Third District Councilwoman Suzie Price, who brought forth the proposed ordinance, believes since Long Beach is a bike-friendly community, thefts on the two-wheel vehicle should be of great concern to the council.
“It’s clear to me that bike thefts are definitely underreported citywide, that’s especially true in my district,” Price said. “If you talk to the residents at community meetings, it’s clear that bike thefts are much more prevalent especially along the ocean and our business corridors where we encourage bike and pedestrian activity.”
There is a belief that chop shops promote the purchasing of drugs with money obtained from stolen bicycles.
The proposed ordinance will limit any person to assemble, disassemble, sell or buy bicycles or bicycle parts in public spaces.

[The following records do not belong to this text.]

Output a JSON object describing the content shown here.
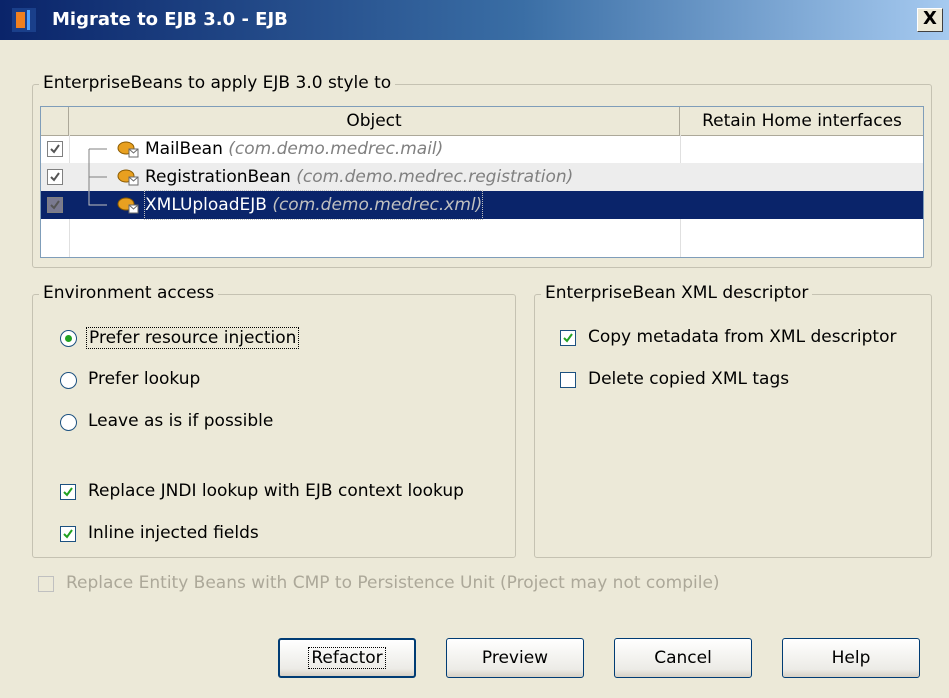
{
  "window": {
    "title": "Migrate to EJB 3.0 - EJB",
    "close_label": "X"
  },
  "beans_group": {
    "legend": "EnterpriseBeans to apply EJB 3.0 style to",
    "columns": [
      "Object",
      "Retain Home interfaces"
    ],
    "rows": [
      {
        "name": "MailBean",
        "package": "(com.demo.medrec.mail)",
        "checked": true,
        "selected": false
      },
      {
        "name": "RegistrationBean",
        "package": "(com.demo.medrec.registration)",
        "checked": true,
        "selected": false
      },
      {
        "name": "XMLUploadEJB",
        "package": "(com.demo.medrec.xml)",
        "checked": true,
        "selected": true
      }
    ]
  },
  "environment": {
    "legend": "Environment access",
    "radios": [
      "Prefer resource injection",
      "Prefer lookup",
      "Leave as is if possible"
    ],
    "selected": "Prefer resource injection",
    "checkboxes": [
      {
        "label": "Replace JNDI lookup with EJB context lookup",
        "checked": true
      },
      {
        "label": "Inline injected fields",
        "checked": true
      }
    ]
  },
  "xml_descriptor": {
    "legend": "EnterpriseBean XML descriptor",
    "checkboxes": [
      {
        "label": "Copy metadata from XML descriptor",
        "checked": true
      },
      {
        "label": "Delete copied XML tags",
        "checked": false
      }
    ]
  },
  "replace_entity": {
    "label": "Replace Entity Beans with CMP to Persistence Unit (Project may not compile)",
    "checked": false,
    "enabled": false
  },
  "buttons": {
    "refactor": "Refactor",
    "preview": "Preview",
    "cancel": "Cancel",
    "help": "Help"
  }
}
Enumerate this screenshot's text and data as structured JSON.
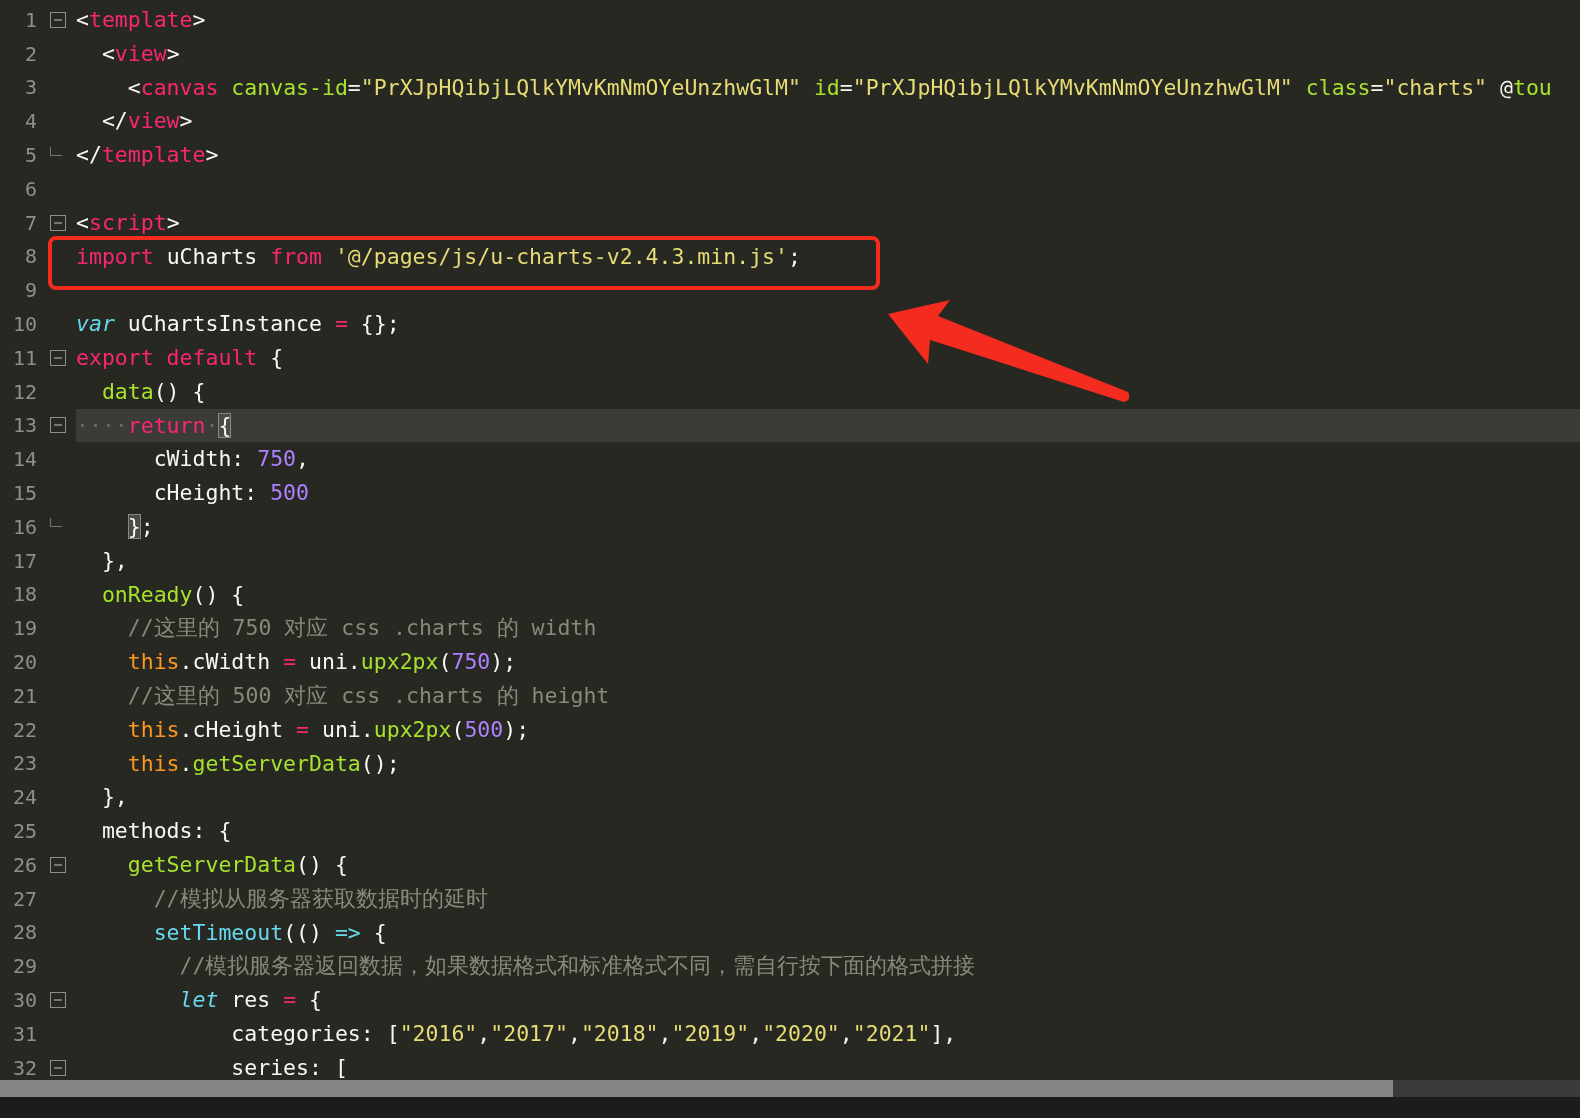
{
  "lines": [
    {
      "number": "1",
      "foldable": true,
      "fold_end": false,
      "tokens": [
        {
          "kind": "punct",
          "text": "<"
        },
        {
          "kind": "tag",
          "text": "template"
        },
        {
          "kind": "punct",
          "text": ">"
        }
      ]
    },
    {
      "number": "2",
      "foldable": false,
      "fold_end": false,
      "tokens": [
        {
          "kind": "punct",
          "text": "  <"
        },
        {
          "kind": "tag",
          "text": "view"
        },
        {
          "kind": "punct",
          "text": ">"
        }
      ]
    },
    {
      "number": "3",
      "foldable": false,
      "fold_end": false,
      "tokens": [
        {
          "kind": "punct",
          "text": "    <"
        },
        {
          "kind": "tag",
          "text": "canvas"
        },
        {
          "kind": "attr",
          "text": " canvas-id"
        },
        {
          "kind": "punct",
          "text": "="
        },
        {
          "kind": "string",
          "text": "\"PrXJpHQibjLQlkYMvKmNmOYeUnzhwGlM\""
        },
        {
          "kind": "attr",
          "text": " id"
        },
        {
          "kind": "punct",
          "text": "="
        },
        {
          "kind": "string",
          "text": "\"PrXJpHQibjLQlkYMvKmNmOYeUnzhwGlM\""
        },
        {
          "kind": "attr",
          "text": " class"
        },
        {
          "kind": "punct",
          "text": "="
        },
        {
          "kind": "string",
          "text": "\"charts\""
        },
        {
          "kind": "punct",
          "text": " @"
        },
        {
          "kind": "attr",
          "text": "tou"
        }
      ]
    },
    {
      "number": "4",
      "foldable": false,
      "fold_end": false,
      "tokens": [
        {
          "kind": "punct",
          "text": "  </"
        },
        {
          "kind": "tag",
          "text": "view"
        },
        {
          "kind": "punct",
          "text": ">"
        }
      ]
    },
    {
      "number": "5",
      "foldable": false,
      "fold_end": true,
      "tokens": [
        {
          "kind": "punct",
          "text": "</"
        },
        {
          "kind": "tag",
          "text": "template"
        },
        {
          "kind": "punct",
          "text": ">"
        }
      ]
    },
    {
      "number": "6",
      "foldable": false,
      "fold_end": false
    },
    {
      "number": "7",
      "foldable": true,
      "fold_end": false,
      "tokens": [
        {
          "kind": "punct",
          "text": "<"
        },
        {
          "kind": "tag",
          "text": "script"
        },
        {
          "kind": "punct",
          "text": ">"
        }
      ]
    },
    {
      "number": "8",
      "foldable": false,
      "fold_end": false,
      "boxed": true,
      "tokens": [
        {
          "kind": "keyword",
          "text": "import"
        },
        {
          "kind": "punct",
          "text": " uCharts "
        },
        {
          "kind": "keyword",
          "text": "from"
        },
        {
          "kind": "string",
          "text": " '@/pages/js/u-charts-v2.4.3.min.js'"
        },
        {
          "kind": "punct",
          "text": ";"
        }
      ]
    },
    {
      "number": "9",
      "foldable": false,
      "fold_end": false
    },
    {
      "number": "10",
      "foldable": false,
      "fold_end": false,
      "tokens": [
        {
          "kind": "storage",
          "text": "var"
        },
        {
          "kind": "punct",
          "text": " uChartsInstance "
        },
        {
          "kind": "keyword",
          "text": "="
        },
        {
          "kind": "punct",
          "text": " {};"
        }
      ]
    },
    {
      "number": "11",
      "foldable": true,
      "fold_end": false,
      "tokens": [
        {
          "kind": "keyword",
          "text": "export default"
        },
        {
          "kind": "punct",
          "text": " {"
        }
      ]
    },
    {
      "number": "12",
      "foldable": false,
      "fold_end": false,
      "tokens": [
        {
          "kind": "func",
          "text": "  data"
        },
        {
          "kind": "punct",
          "text": "() {"
        }
      ]
    },
    {
      "number": "13",
      "foldable": true,
      "fold_end": false,
      "current": true,
      "tokens": [
        {
          "kind": "whitespace",
          "text": "····"
        },
        {
          "kind": "keyword",
          "text": "return"
        },
        {
          "kind": "whitespace",
          "text": "·"
        },
        {
          "kind": "match",
          "text": "{"
        }
      ]
    },
    {
      "number": "14",
      "foldable": false,
      "fold_end": false,
      "tokens": [
        {
          "kind": "punct",
          "text": "      cWidth: "
        },
        {
          "kind": "number",
          "text": "750"
        },
        {
          "kind": "punct",
          "text": ","
        }
      ]
    },
    {
      "number": "15",
      "foldable": false,
      "fold_end": false,
      "tokens": [
        {
          "kind": "punct",
          "text": "      cHeight: "
        },
        {
          "kind": "number",
          "text": "500"
        }
      ]
    },
    {
      "number": "16",
      "foldable": false,
      "fold_end": true,
      "tokens": [
        {
          "kind": "match",
          "text": "    }"
        },
        {
          "kind": "punct",
          "text": ";"
        }
      ]
    },
    {
      "number": "17",
      "foldable": false,
      "fold_end": false,
      "tokens": [
        {
          "kind": "punct",
          "text": "  },"
        }
      ]
    },
    {
      "number": "18",
      "foldable": false,
      "fold_end": false,
      "tokens": [
        {
          "kind": "func",
          "text": "  onReady"
        },
        {
          "kind": "punct",
          "text": "() {"
        }
      ]
    },
    {
      "number": "19",
      "foldable": false,
      "fold_end": false,
      "tokens": [
        {
          "kind": "comment",
          "text": "    //这里的 750 对应 css .charts 的 width"
        }
      ]
    },
    {
      "number": "20",
      "foldable": false,
      "fold_end": false,
      "tokens": [
        {
          "kind": "this",
          "text": "    this"
        },
        {
          "kind": "punct",
          "text": ".cWidth "
        },
        {
          "kind": "keyword",
          "text": "="
        },
        {
          "kind": "punct",
          "text": " uni."
        },
        {
          "kind": "func",
          "text": "upx2px"
        },
        {
          "kind": "punct",
          "text": "("
        },
        {
          "kind": "number",
          "text": "750"
        },
        {
          "kind": "punct",
          "text": ");"
        }
      ]
    },
    {
      "number": "21",
      "foldable": false,
      "fold_end": false,
      "tokens": [
        {
          "kind": "comment",
          "text": "    //这里的 500 对应 css .charts 的 height"
        }
      ]
    },
    {
      "number": "22",
      "foldable": false,
      "fold_end": false,
      "tokens": [
        {
          "kind": "this",
          "text": "    this"
        },
        {
          "kind": "punct",
          "text": ".cHeight "
        },
        {
          "kind": "keyword",
          "text": "="
        },
        {
          "kind": "punct",
          "text": " uni."
        },
        {
          "kind": "func",
          "text": "upx2px"
        },
        {
          "kind": "punct",
          "text": "("
        },
        {
          "kind": "number",
          "text": "500"
        },
        {
          "kind": "punct",
          "text": ");"
        }
      ]
    },
    {
      "number": "23",
      "foldable": false,
      "fold_end": false,
      "tokens": [
        {
          "kind": "this",
          "text": "    this"
        },
        {
          "kind": "punct",
          "text": "."
        },
        {
          "kind": "func",
          "text": "getServerData"
        },
        {
          "kind": "punct",
          "text": "();"
        }
      ]
    },
    {
      "number": "24",
      "foldable": false,
      "fold_end": false,
      "tokens": [
        {
          "kind": "punct",
          "text": "  },"
        }
      ]
    },
    {
      "number": "25",
      "foldable": false,
      "fold_end": false,
      "tokens": [
        {
          "kind": "punct",
          "text": "  methods: {"
        }
      ]
    },
    {
      "number": "26",
      "foldable": true,
      "fold_end": false,
      "tokens": [
        {
          "kind": "func",
          "text": "    getServerData"
        },
        {
          "kind": "punct",
          "text": "() {"
        }
      ]
    },
    {
      "number": "27",
      "foldable": false,
      "fold_end": false,
      "tokens": [
        {
          "kind": "comment",
          "text": "      //模拟从服务器获取数据时的延时"
        }
      ]
    },
    {
      "number": "28",
      "foldable": false,
      "fold_end": false,
      "tokens": [
        {
          "kind": "support",
          "text": "      setTimeout"
        },
        {
          "kind": "punct",
          "text": "(() "
        },
        {
          "kind": "support",
          "text": "=>"
        },
        {
          "kind": "punct",
          "text": " {"
        }
      ]
    },
    {
      "number": "29",
      "foldable": false,
      "fold_end": false,
      "tokens": [
        {
          "kind": "comment",
          "text": "        //模拟服务器返回数据，如果数据格式和标准格式不同，需自行按下面的格式拼接"
        }
      ]
    },
    {
      "number": "30",
      "foldable": true,
      "fold_end": false,
      "tokens": [
        {
          "kind": "storage",
          "text": "        let"
        },
        {
          "kind": "punct",
          "text": " res "
        },
        {
          "kind": "keyword",
          "text": "="
        },
        {
          "kind": "punct",
          "text": " {"
        }
      ]
    },
    {
      "number": "31",
      "foldable": false,
      "fold_end": false,
      "tokens": [
        {
          "kind": "punct",
          "text": "            categories: ["
        },
        {
          "kind": "string",
          "text": "\"2016\""
        },
        {
          "kind": "punct",
          "text": ","
        },
        {
          "kind": "string",
          "text": "\"2017\""
        },
        {
          "kind": "punct",
          "text": ","
        },
        {
          "kind": "string",
          "text": "\"2018\""
        },
        {
          "kind": "punct",
          "text": ","
        },
        {
          "kind": "string",
          "text": "\"2019\""
        },
        {
          "kind": "punct",
          "text": ","
        },
        {
          "kind": "string",
          "text": "\"2020\""
        },
        {
          "kind": "punct",
          "text": ","
        },
        {
          "kind": "string",
          "text": "\"2021\""
        },
        {
          "kind": "punct",
          "text": "],"
        }
      ]
    },
    {
      "number": "32",
      "foldable": true,
      "fold_end": false,
      "tokens": [
        {
          "kind": "punct",
          "text": "            series: ["
        }
      ]
    }
  ]
}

A violation of the proposed ordinance would result in an infraction or misdemeanor charge.
Councilmember Price wanted to make it absolutely clear that this ordinance is meant as a deterrent to theft and the illegal sale of bikes or bike parts; it is not intended to punish individuals.
“This particular ordinance would not stop anyone from working on their bikes individually or doing emergency maintenance in public but for those that are dismantling and selling multiple bikes in public spaces this ordinance would make such activity illegal,” Price said.
Long Beach resident and avid bicycle user Curtis Kaiser fully supports the proposed ordinance.
“I’ve gotten a bunch of bikes stolen,” Kaiser said. “It’s disheartening when you see all the chop shops going around, so I think this is a real step in the right direction.”
Maureen Neeley, vice president of the Belmont Heights Community Association, believes if the ordinance passes, it will allow Long Beach to become a prime destination for bicyclists.
“In our view, it takes a reasonable method to allow our public safety folks to make it uncomfortable for this type of commerce to take place,” Neeley said. “We got to chip away at the problem if we do want to be a bike capital, and I think we are well on our way.”
Nick Russo, the marketing and communications director for Pedal Movement, a program geared toward promoting bicycle transportation and services in Long Beach, spoke favorably of the potential new law.
“We just wanted to voice our support,” Russo said. “We share many of the concerns that homeless advocates or other advocates of low-income communities may have with ordinances like this, but I believe care has been put into crafting the proposal to mitigate that issue.”
In addition to this ordinance, Long Beach City Council will consider implementing an ordinance that would create an easier way for police to locate the registered owner of stolen bicycles and charge individuals with theft. The next city council meeting is Feb. 20.